Christmas greetings 1993:

You're so unlucky. After 40 years of Socialism, you became Capitalists at a time when Capitalism isn't working out all that well.

Henning Harmuth in a Canoe

Henning Harmuth's means of relaxation was as extraordinary as his way of working. Between 1979 and 1989, he and his wife Anne repeatedly enjoyed unusual outings in northern Canada. Anne reported:

Henning and I alone in an open canoe, 40 days on the water experiencing that eerie sense of loneliness and anticipation known to all who have traveled the rivers of the north. Ahead of us, 925 kilometers of river ... in between, only ourselves - no one else lives here but the ghosts of the past…. Carrying food for 50 days, which at a pound and a half (680 g) per person per day is 68 kg of food. … The lure of the far north for us has more to do with the wide expanses, the aloneness, the complete separation from all we experience in civilized life, the challenge of living in nature for a prolonged period with only a few possessions, and making those possessions serve the purpose, whatever hazard nature hurls at us.

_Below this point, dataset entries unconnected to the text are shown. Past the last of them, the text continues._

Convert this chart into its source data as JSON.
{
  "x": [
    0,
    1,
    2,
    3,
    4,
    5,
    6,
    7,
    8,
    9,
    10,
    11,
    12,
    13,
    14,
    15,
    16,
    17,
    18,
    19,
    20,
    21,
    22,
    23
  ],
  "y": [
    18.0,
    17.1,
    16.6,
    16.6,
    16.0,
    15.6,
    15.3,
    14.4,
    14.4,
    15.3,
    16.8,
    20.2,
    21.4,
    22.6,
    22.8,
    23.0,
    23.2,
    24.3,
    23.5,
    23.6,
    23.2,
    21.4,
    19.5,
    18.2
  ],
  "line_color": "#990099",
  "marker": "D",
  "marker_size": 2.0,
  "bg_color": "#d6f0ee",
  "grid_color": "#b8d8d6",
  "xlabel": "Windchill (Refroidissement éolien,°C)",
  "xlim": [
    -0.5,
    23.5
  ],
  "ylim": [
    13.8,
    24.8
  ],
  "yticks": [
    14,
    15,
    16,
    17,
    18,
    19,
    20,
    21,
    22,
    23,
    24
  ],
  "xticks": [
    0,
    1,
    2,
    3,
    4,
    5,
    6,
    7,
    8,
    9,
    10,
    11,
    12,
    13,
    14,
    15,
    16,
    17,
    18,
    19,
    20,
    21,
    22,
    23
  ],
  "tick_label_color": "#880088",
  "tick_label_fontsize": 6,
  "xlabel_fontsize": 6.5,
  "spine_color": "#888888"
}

Shortly after the last trip, Anne writes:

Henning has had a bad accident and is paralyzed from the waist down. He was working on the roof of our house and fell and broke his back. He is a fighter and will fight on to be as independent as he can from a wheelchair, but no more rivers for him.

And a few months later:

Henning is home from the hospital after a three-month stay, and is busily discovering how to live in a wheelchair. Where we used to go the wilds of northern Canada for adventure, we now find just living is an adventure. Sometimes the simplest tasks take ingenuity from the perspective of a wheelchair. But Henning has never been one to avoid the difficult and I see him being creative in solving life's problems now, as always.